In March 2018 the California Supreme Court issued a ruling on the calculation formula for overtime pay which differs from the Federal requirement for same, and consequently increases the cost of overtime for many California employers. In simple terms, the former (or federal) method for calculating overtime was to compute all the wage earned in the pay period and then divide that wage by all the hours worked to arrive at a regular worked rate. The overtime pay for those hours in overtime is computed using the regular worked rate plus the applicable premium. The California Supreme Court has ruled that the formula should be the total wage earned during the payroll period divided only by non-overtime hours worked. In short, overtime in California just became significantly more expensive, and the claim is that this could be retroactive.
For example, if you have an employee paid $20 per hour working a 50-hour week under the former interpretation for overtime the 10 hours of overtime would be paid at $30 per hour. Per the new ruling the 10 hours would be paid at $37.50 per hour, or a 25% increase.
Old: Total_pay($1000) / Total_hours(50) * 1.5 = $30
New: Total_pay($1000) / NonOT_hours(40) * 1.5 = $37.50
It is common practice of food and beverage employers to pay different rates for different jobs, and the computation of regular worked wage is essential to accurately computing the premium due for overtime.

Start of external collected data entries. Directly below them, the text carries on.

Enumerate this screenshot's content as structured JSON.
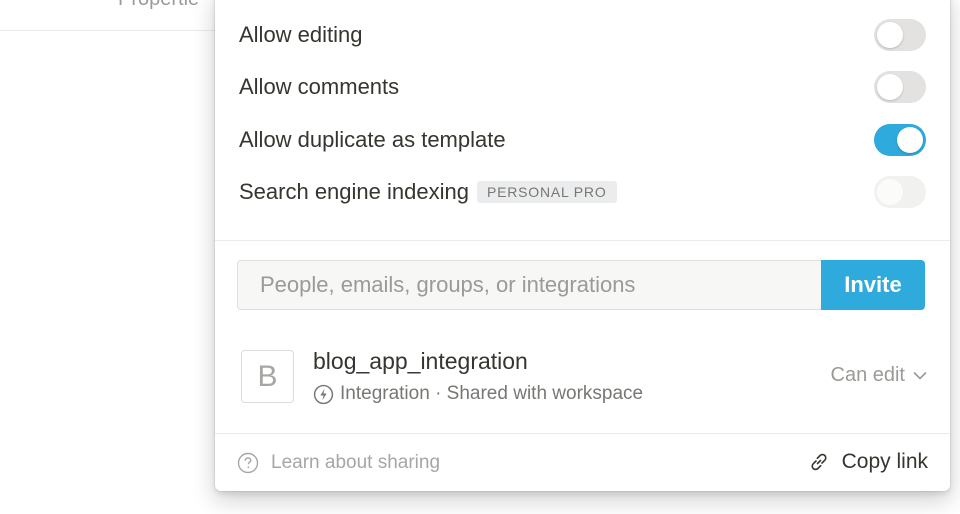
{
  "background": {
    "partial_tab_text": "Propertie"
  },
  "share_panel": {
    "options": [
      {
        "label": "Allow editing",
        "enabled": false,
        "disabled": false
      },
      {
        "label": "Allow comments",
        "enabled": false,
        "disabled": false
      },
      {
        "label": "Allow duplicate as template",
        "enabled": true,
        "disabled": false
      },
      {
        "label": "Search engine indexing",
        "enabled": false,
        "disabled": true,
        "badge": "PERSONAL PRO"
      }
    ],
    "invite": {
      "placeholder": "People, emails, groups, or integrations",
      "button_label": "Invite"
    },
    "member": {
      "avatar_letter": "B",
      "name": "blog_app_integration",
      "type_icon": "bolt-circle-icon",
      "subtitle": "Integration · Shared with workspace",
      "role": "Can edit"
    },
    "footer": {
      "help_icon": "question-circle-icon",
      "learn_label": "Learn about sharing",
      "link_icon": "link-icon",
      "copy_link_label": "Copy link"
    },
    "colors": {
      "accent": "#2eaadc",
      "toggle_off": "#e3e2e0",
      "toggle_disabled": "#f1f1ef",
      "text": "#37352f",
      "muted": "#9b9a97"
    }
  }
}
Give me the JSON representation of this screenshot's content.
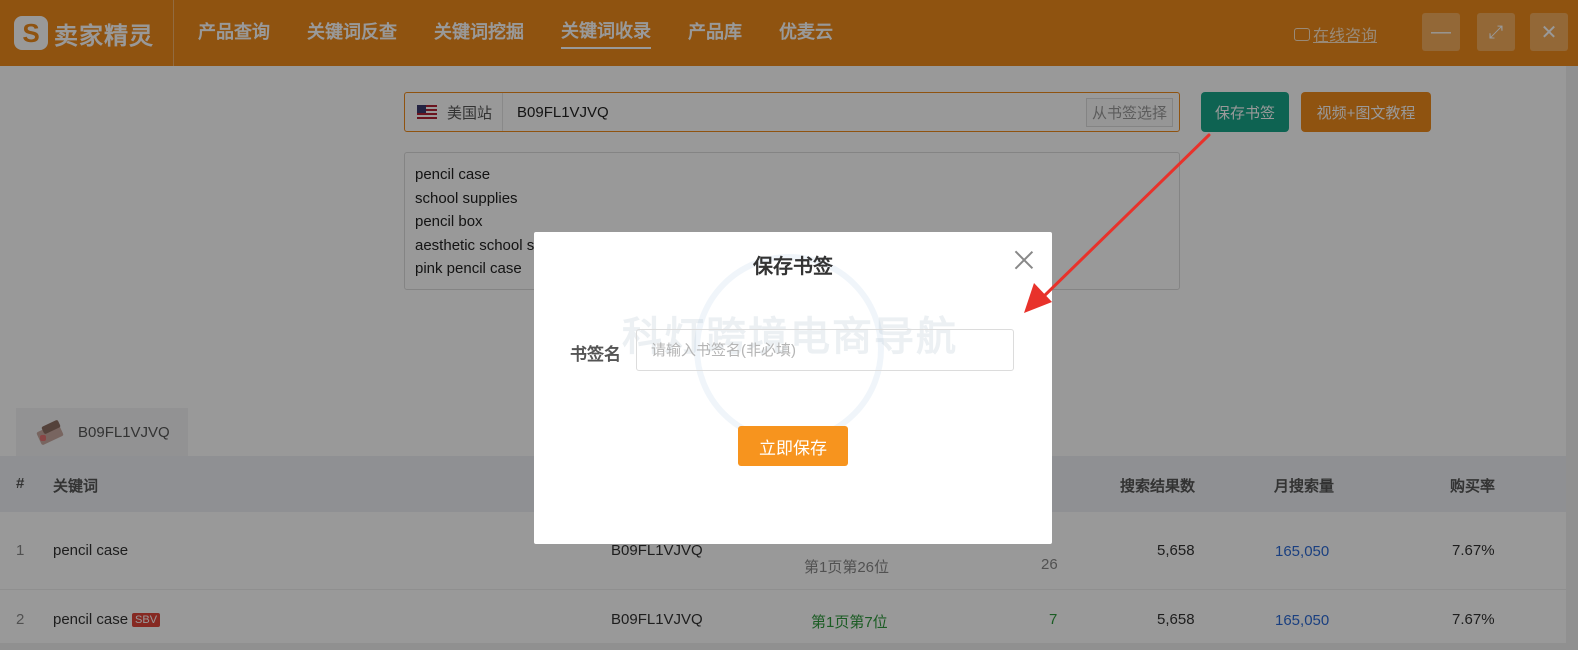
{
  "header": {
    "logo_mark": "S",
    "logo_text": "卖家精灵",
    "nav": [
      "产品查询",
      "关键词反查",
      "关键词挖掘",
      "关键词收录",
      "产品库",
      "优麦云"
    ],
    "active_nav_index": 3,
    "consult_label": "在线咨询",
    "window_controls": {
      "minimize": "—",
      "maximize": "⤢",
      "close": "✕"
    }
  },
  "search": {
    "site": "美国站",
    "value": "B09FL1VJVQ",
    "bookmark_pick_label": "从书签选择",
    "save_bookmark_label": "保存书签",
    "tutorial_label": "视频+图文教程"
  },
  "keywords_input": [
    "pencil case",
    "school supplies",
    "pencil box",
    "aesthetic school supplies",
    "pink pencil case"
  ],
  "product_tab": {
    "asin": "B09FL1VJVQ"
  },
  "table": {
    "headers": {
      "index": "#",
      "keyword": "关键词",
      "results": "搜索结果数",
      "monthly": "月搜索量",
      "purchase_rate": "购买率"
    },
    "rows": [
      {
        "index": "1",
        "keyword": "pencil case",
        "sbv": "",
        "asin": "B09FL1VJVQ",
        "rank": "第1页第26位",
        "position": "26",
        "results": "5,658",
        "monthly": "165,050",
        "purchase_rate": "7.67%"
      },
      {
        "index": "2",
        "keyword": "pencil case",
        "sbv": "SBV",
        "asin": "B09FL1VJVQ",
        "rank": "第1页第7位",
        "position": "7",
        "results": "5,658",
        "monthly": "165,050",
        "purchase_rate": "7.67%"
      }
    ]
  },
  "modal": {
    "title": "保存书签",
    "watermark": "科灯跨境电商导航",
    "field_label": "书签名",
    "field_placeholder": "请输入书签名(非必填)",
    "field_value": "",
    "submit_label": "立即保存"
  },
  "colors": {
    "brand": "#ef8a1c",
    "teal": "#18a689",
    "arrow": "#e8322b",
    "link": "#2d6bd6"
  }
}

Data Central customers will soon have a new option to compute the regular worked rate using all ours, or regular hours, and we anticipate releasing this feature in the next 30-40 days after it has passed quality assurance testing. In the meantime, any customer with non-exempt employees receiving overtime and who not compensated using a performance-based formula should be aware of this ruling and should consult with their legal/human-resource experts for advice and also to access risk exposure going forward, as well as the retroactive risk.
Data Central will send out notification to all subscribers when the new overtime computation setting for regular rate of pay is available.